I just had a lengthy journal entry about how LAM 6.3.3b52 is officially dubbed "release candidate 1". Happiness all around.
Unfortunately, I hit ctrl-c at the jjc prompt, and all was lost. Doh. Gotta put something in jjc to prevent that from happening in the future. :-(
Suffice it to say that we're starting the formal LAM release process. I put some way-cool centralized error reporting stuff in the lamtests module (there was a lengthy explanation of it in the Journal Entry That Is Now Deceased; it's too late to re-type it all now), and generally expanded the testing base. This actually resulted in finding a few more bugs and minor memory leaks for obscure cases in LAM (which is a good thing -- yay for testing!).
I will, however, re-print an excerpt from a LAM user that I got today:
"I wrote you a while ago regarding C++ extensions for MPICH. By now we've switched to LAM. Feature availability convinced us to do so... :)"

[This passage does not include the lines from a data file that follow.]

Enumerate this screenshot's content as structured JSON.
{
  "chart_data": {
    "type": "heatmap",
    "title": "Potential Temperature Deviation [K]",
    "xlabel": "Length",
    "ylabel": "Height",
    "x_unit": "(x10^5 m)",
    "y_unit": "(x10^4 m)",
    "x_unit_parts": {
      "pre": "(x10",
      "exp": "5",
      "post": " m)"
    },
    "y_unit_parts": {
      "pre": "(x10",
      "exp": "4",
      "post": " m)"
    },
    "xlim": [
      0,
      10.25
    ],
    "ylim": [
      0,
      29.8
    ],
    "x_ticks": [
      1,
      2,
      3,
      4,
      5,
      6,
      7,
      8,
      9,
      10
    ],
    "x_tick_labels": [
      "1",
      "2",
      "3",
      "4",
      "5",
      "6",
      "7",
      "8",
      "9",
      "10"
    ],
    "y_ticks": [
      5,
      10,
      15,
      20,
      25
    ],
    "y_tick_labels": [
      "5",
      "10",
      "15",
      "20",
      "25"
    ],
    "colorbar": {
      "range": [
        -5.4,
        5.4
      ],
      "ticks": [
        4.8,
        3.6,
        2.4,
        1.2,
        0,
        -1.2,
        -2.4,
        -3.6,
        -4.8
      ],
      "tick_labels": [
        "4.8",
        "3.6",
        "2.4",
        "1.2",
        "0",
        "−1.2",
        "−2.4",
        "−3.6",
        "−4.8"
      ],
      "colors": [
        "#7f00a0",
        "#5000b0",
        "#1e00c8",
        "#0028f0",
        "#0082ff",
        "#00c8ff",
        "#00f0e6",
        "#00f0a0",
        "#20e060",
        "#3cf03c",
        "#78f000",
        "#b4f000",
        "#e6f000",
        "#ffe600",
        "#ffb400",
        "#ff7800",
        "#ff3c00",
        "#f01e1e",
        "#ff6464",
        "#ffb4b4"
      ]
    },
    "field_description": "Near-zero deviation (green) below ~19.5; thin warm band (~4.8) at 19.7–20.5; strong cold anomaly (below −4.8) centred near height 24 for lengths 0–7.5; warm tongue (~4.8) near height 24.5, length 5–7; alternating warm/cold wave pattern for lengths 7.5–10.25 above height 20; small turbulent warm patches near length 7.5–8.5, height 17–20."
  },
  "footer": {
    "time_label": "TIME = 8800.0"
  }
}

I replied to her that all Right Thinking people use LAM. Resistance is futile.
Here's a cute one -- kudos to anyone who can decipher it:
10001001101111010000011110011101111111010101000001100110 11001011100101110110001000001100010110010111101001110100 11001011110010010000011011101101111111011101111110000000
It's in Darrell's .sig.
Now that Brian and Ron will run with LAM's release process, I'll head back to poggenc... By the looks of vorbis-dev, Ogg/Vorbis beta 4 is pretty close. There's still some broken things in terms of building in non-gcc/non-Linux/non-shared-library environments, so I'll keep bitching about those. :-)
There are currently 413 xmms instances running on my machine out of a total of 497 processes. 83% of the jobs on queeg are xmms.